SQLTeam.com | Weblogs | Forums

Find differences for SQL Server tables and data

I want to compare the data between two tables (article1) and (article2). Remember both the tables have the same column name. I want to insert a difference data into a differ table. Please check the screenshots. I am troubling in writing SQL queries for generating difference data.Here is the SQL query. id field is a primary key.

image
image

CREATE DATABASE dbtest01
GO
USE dbtest01
GO

CREATE TABLE [dbo].[article1] ([id] [nchar](10) NOT NULL, [type] [nchar](10) NULL, [cost] [nchar](10) NULL,[name] [varchar](500) NULL,
  CONSTRAINT [PK_article1] PRIMARY KEY CLUSTERED
  (
  [id] ASC
  ) WITH (PAD_INDEX = OFF, STATISTICS_NORECOMPUTE = OFF, IGNORE_DUP_KEY = OFF, ALLOW_ROW_LOCKS = ON, ALLOW_PAGE_LOCKS = ON) ON [PRIMARY]
) ON [PRIMARY]
GO

INSERT INTO [dbo].[article1]
  VALUES ('001', '1', '40','Rahul'),
  ('002', '2', '80','abc'),
  ('003', '3', '120','John'),
  ('004', '40', '160','Mary')
GO

USE dbtest01
GO

CREATE TABLE [dbo].[article2] ([id] [nchar](10) NOT NULL, [type] [nchar](10) NULL, [cost] [nchar](10) NULL,[name] [varchar](500) NULL,
  CONSTRAINT [PK_article2] PRIMARY KEY CLUSTERED
  (
  [id] ASC
  ) WITH (PAD_INDEX = OFF, STATISTICS_NORECOMPUTE = OFF, IGNORE_DUP_KEY = OFF, ALLOW_ROW_LOCKS = ON, ALLOW_PAGE_LOCKS = ON) ON [PRIMARY]
) ON [PRIMARY]
GO

INSERT INTO [dbo].[article2]
  VALUES ('001', '1', '40','Rahul'),
  ('002', '2', '80','abc'),
  ('003', '3', '120','Jo'),
  ('004', '4', '160','Marie')
GO

CREATE TABLE [dbo].[differ](
	[id] [nchar](10) NOT NULL,
	[columnname] [nchar](10) NOT NULL,
	[valuearticle1] [varchar](1000) NOT NULL,
	[valuearticle2] [varchar](1000) NOT NULL
) ON [PRIMARY]
GO

Can anyone help me to write sql queries to generate differ table? Differ table contains data only for those columns where value has been updated or changed.

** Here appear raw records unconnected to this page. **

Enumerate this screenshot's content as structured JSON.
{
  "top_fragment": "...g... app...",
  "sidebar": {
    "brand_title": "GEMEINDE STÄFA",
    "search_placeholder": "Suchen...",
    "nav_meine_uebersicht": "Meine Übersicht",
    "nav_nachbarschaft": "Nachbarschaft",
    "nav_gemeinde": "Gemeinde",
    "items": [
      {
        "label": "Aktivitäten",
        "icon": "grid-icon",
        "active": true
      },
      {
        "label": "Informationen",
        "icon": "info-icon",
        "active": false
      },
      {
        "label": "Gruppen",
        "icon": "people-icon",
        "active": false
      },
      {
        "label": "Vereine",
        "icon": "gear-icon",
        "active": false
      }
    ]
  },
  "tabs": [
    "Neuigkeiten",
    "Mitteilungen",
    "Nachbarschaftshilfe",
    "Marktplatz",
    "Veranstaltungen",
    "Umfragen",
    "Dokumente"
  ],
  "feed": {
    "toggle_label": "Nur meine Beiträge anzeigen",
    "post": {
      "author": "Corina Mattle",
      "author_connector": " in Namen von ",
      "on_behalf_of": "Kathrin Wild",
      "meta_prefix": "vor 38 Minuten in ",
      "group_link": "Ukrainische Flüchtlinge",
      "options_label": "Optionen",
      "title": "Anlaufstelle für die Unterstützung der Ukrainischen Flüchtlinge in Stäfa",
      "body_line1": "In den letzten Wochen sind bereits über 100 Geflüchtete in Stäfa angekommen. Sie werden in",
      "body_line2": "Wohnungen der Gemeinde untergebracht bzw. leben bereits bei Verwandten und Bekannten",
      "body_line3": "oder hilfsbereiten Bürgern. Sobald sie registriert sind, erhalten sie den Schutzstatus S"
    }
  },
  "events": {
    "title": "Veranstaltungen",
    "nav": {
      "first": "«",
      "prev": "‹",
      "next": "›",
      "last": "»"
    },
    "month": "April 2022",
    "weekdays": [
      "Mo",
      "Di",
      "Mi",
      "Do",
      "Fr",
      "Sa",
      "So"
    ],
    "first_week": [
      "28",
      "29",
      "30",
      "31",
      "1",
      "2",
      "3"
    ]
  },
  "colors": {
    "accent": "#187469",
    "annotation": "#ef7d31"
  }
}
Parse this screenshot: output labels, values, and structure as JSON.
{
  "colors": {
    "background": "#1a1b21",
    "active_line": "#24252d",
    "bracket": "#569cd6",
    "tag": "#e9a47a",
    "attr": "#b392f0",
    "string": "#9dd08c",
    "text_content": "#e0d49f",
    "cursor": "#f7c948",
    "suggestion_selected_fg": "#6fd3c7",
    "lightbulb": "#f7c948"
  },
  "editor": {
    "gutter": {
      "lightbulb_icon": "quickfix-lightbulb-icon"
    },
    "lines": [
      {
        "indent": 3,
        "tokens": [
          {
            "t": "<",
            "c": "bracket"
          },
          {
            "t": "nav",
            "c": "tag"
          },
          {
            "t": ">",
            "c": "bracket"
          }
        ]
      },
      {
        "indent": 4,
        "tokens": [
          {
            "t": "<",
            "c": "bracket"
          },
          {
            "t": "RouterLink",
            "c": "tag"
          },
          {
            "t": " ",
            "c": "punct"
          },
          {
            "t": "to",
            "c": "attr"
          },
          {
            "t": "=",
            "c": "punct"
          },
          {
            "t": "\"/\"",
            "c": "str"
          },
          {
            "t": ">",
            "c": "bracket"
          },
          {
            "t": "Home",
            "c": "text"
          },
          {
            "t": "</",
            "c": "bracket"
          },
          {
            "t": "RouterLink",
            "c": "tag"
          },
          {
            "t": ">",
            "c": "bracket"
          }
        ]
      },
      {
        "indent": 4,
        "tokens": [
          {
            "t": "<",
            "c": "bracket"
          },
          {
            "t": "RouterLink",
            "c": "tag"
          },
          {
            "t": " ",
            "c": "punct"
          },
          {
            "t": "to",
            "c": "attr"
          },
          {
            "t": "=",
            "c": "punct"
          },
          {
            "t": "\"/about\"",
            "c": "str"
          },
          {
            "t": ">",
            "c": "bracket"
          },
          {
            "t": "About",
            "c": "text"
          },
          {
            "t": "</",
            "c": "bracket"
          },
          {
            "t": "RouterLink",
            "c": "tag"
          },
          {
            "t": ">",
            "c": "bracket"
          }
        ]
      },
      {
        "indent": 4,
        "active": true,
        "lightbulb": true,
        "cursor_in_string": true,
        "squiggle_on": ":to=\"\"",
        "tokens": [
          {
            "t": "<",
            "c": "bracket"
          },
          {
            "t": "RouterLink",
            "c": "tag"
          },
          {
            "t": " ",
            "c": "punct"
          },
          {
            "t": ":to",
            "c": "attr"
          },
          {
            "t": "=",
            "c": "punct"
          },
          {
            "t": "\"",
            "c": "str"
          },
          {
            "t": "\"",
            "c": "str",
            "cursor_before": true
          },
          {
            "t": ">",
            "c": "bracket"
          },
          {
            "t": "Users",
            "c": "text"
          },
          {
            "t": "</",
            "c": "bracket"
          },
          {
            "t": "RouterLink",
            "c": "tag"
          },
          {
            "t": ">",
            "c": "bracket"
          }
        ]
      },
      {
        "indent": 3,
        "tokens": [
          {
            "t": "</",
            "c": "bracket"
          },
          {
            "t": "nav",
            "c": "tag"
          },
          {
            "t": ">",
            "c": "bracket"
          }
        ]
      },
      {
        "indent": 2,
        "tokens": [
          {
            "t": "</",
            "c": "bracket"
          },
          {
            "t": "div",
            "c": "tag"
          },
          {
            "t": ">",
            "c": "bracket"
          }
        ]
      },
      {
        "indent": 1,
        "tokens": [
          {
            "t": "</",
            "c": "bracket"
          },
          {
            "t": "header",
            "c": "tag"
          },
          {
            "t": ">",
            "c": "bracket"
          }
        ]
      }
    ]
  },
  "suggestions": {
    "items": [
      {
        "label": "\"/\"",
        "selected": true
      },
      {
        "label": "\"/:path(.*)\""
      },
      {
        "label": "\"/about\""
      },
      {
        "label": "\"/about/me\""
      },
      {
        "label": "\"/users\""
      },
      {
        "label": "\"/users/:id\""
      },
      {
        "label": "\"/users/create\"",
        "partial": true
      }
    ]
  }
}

I would solve it like this:

INSERT INTO dbo.differ (id, columnname, valuearticle1, valuearticle2)
SELECT 
	article1.id,
	'name',
	article1.[name],
	article2.[name]
FROM article1 
	INNER JOIN article2
		ON article1.id=article2.id
WHERE
	article1.[name] <> article2.[name]
UNION ALL
SELECT 
	article1.id,
	'cost',
	article1.cost,
	article2.cost
FROM article1 
	INNER JOIN article2
		ON article1.id=article2.id
WHERE
	article1.[cost] <> article2.[cost]
UNION ALL
SELECT 
	article1.id,
	'type',
	article1.[type],
	article2.[type]
FROM article1 
	INNER JOIN article2
		ON article1.id=article2.id
WHERE
	article1.[type] <> article2.[type];

If you need to query it daily/more often and it is a large table then you can also create a hash in both tables so you can select all the diffrences in once by selecting the id and the hash values.

1 Like

I prefer an approach using CROSS APPLY, both for performance and for ease of maintenance. Since you allowed NULLs in the columns, technically you must check for that separately, since just doing <> will not find a column that changed from NULL to a value or from a value to NULL.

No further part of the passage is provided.